Mr. Sidialo says the Kenyans affected by the 1998 attack are just as much victims of anti-American terrorists, and just as deserving of compensation, as those who were killed, wounded, widowed, and orphaned in the United States on September 11. "We are all human beings who should be treated equally," he says.

Still, Mr. Sidialo stresses that he has great sympathy for the United States and the tragedy it suffered in September. He calls the attacks "horrendous, terrible and heinous" and he says there is no justification for killing innocent civilians anywhere.

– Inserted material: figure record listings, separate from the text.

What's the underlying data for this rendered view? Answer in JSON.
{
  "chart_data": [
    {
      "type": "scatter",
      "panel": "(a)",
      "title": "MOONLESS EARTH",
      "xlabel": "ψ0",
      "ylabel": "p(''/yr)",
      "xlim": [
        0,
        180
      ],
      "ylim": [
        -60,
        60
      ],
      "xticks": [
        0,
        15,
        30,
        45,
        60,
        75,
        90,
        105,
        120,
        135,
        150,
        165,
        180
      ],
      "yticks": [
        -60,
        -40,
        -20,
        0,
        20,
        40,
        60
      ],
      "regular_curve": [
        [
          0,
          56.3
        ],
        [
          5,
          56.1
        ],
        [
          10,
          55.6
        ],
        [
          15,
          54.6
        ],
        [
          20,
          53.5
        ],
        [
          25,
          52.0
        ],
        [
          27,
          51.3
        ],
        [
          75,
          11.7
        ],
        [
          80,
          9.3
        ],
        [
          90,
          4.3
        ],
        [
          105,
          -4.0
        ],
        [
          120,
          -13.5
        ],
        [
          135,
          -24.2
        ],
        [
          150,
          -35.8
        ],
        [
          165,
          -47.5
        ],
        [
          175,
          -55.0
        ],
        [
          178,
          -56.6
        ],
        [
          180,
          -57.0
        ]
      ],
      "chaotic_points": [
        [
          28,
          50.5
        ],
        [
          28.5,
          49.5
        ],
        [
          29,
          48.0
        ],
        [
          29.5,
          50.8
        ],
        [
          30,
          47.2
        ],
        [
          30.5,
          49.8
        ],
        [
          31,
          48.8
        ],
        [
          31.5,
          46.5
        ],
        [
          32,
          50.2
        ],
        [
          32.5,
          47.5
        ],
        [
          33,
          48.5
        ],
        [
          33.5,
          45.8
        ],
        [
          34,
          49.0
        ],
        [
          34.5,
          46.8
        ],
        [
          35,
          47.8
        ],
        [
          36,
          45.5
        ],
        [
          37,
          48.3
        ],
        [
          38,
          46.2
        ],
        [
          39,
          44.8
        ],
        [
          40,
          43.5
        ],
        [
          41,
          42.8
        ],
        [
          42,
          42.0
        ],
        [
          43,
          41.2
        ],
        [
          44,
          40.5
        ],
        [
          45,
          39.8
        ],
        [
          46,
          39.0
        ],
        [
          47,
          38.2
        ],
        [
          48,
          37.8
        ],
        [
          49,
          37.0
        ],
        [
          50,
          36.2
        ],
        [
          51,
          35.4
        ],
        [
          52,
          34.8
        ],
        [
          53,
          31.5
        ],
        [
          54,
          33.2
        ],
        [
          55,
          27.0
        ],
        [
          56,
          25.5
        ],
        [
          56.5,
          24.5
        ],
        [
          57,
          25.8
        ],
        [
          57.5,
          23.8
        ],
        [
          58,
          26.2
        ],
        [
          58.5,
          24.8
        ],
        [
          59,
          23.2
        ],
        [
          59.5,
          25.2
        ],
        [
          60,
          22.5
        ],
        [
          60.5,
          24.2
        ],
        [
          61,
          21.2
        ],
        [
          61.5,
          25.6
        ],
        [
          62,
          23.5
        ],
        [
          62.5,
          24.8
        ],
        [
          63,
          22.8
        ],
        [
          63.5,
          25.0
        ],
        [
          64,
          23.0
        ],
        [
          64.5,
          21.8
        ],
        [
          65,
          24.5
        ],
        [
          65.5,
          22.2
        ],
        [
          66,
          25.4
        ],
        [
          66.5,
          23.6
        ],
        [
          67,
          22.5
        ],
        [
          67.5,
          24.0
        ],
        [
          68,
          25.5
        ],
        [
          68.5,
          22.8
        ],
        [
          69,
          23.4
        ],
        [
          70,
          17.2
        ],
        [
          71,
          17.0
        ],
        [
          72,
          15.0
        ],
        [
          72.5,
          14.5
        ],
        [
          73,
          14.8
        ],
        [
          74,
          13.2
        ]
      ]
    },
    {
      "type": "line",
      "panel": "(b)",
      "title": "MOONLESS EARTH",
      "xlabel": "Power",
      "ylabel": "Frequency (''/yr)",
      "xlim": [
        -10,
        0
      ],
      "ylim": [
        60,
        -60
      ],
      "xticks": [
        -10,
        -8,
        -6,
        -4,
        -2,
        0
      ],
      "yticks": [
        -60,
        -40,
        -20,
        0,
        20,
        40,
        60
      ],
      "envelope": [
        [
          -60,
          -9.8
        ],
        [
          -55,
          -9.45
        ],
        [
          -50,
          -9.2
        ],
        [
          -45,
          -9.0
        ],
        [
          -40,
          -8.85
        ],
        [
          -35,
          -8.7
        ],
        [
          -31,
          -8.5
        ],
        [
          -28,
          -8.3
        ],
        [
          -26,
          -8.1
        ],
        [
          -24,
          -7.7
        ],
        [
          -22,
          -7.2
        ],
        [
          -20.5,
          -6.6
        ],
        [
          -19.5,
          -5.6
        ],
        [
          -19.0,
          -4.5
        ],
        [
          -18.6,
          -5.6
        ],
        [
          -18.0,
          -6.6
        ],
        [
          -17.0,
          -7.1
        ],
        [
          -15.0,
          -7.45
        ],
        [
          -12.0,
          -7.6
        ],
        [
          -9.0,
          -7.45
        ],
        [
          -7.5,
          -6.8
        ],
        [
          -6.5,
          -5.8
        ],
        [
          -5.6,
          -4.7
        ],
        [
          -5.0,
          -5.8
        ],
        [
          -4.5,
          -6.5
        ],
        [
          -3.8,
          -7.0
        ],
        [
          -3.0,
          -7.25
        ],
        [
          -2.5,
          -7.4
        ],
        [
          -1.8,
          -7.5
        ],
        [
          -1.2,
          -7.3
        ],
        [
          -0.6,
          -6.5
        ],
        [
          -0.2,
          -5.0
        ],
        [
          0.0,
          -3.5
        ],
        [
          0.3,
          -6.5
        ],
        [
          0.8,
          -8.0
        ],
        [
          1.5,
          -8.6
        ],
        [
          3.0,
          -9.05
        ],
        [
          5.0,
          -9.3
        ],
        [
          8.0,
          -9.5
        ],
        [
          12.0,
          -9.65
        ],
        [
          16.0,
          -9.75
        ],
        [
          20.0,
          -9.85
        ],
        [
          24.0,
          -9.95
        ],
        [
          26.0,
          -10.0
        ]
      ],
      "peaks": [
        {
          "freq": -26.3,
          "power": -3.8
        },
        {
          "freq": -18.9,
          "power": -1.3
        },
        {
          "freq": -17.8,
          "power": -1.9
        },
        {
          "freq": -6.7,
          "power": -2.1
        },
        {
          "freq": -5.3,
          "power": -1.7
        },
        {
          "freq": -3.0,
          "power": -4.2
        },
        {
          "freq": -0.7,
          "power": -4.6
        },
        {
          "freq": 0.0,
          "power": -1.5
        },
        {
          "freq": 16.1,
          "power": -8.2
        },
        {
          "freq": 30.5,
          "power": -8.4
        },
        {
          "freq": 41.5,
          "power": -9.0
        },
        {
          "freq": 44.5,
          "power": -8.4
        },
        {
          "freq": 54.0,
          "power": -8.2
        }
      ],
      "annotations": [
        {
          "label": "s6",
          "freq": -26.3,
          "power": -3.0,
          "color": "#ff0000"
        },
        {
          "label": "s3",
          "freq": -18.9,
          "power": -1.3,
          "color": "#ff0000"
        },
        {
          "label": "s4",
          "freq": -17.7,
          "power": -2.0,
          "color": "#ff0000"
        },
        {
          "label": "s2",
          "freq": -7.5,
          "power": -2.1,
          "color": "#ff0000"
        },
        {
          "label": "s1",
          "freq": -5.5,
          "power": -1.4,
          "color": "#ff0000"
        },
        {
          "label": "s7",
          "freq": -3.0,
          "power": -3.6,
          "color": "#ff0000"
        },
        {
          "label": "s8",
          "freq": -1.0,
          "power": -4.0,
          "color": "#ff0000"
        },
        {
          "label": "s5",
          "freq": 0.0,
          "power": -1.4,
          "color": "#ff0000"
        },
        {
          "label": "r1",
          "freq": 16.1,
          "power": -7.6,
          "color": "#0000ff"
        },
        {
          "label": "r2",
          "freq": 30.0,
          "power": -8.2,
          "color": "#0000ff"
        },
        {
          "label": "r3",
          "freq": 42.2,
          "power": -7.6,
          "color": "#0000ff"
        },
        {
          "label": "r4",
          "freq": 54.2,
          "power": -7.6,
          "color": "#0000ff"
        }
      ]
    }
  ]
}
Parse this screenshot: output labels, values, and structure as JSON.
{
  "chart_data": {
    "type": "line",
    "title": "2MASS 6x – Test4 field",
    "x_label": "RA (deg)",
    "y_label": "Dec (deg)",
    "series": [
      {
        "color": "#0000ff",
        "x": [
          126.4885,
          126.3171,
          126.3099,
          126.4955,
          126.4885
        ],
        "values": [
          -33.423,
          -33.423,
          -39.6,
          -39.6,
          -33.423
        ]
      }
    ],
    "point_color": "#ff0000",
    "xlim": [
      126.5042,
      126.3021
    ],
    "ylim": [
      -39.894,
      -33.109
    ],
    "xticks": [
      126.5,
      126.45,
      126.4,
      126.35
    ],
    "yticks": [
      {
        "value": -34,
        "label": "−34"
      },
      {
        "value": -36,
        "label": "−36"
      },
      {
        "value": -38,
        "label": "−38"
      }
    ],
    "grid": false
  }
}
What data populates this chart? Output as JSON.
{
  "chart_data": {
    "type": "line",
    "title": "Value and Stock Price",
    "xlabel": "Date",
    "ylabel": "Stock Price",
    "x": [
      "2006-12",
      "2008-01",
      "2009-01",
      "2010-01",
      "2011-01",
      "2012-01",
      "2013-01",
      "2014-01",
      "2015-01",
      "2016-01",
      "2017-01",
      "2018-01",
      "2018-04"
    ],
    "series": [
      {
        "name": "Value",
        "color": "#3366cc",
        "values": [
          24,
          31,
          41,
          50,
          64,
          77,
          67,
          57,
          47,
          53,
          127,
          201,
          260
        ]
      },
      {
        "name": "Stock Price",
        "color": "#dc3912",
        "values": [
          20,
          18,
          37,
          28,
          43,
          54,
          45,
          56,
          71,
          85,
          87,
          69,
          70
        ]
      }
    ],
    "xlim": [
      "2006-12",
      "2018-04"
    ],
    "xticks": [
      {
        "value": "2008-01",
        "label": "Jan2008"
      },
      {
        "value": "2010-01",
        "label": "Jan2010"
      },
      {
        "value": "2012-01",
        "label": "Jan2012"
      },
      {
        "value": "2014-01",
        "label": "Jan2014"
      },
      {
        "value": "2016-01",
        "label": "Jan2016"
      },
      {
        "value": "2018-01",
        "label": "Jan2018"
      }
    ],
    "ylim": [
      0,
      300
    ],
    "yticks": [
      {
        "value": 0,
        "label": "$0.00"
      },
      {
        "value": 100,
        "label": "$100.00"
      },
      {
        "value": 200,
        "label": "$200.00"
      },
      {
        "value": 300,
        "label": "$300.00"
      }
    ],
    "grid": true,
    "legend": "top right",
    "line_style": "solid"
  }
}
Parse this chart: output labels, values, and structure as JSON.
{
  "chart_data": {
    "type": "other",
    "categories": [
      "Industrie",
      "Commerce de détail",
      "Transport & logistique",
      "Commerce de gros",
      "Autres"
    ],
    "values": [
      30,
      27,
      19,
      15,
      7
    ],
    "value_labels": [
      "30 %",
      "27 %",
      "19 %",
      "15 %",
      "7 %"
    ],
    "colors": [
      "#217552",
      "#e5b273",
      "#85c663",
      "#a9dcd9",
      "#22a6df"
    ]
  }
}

Mr. Sidialo says he would like to see Osama bin Laden, leader of the al-Qaida terrorist network, captured and put on trial. "He is a man who should be brought to justice. They should arrest him and bring him to justice. I do not advocate for him being killed. If he is arrested and taken into court we may know why he was doing all that. And by knowing that, maybe it can bring an end to terrorism," he says. As for his future, Mr. Sidialo says he would like to form a support group with terrorist victims in the United States. He has already visited Oklahoma City to meet with survivors of the 1995 federal building attack there, and he hopes to make contact soon with World Trade Center victims in New York City.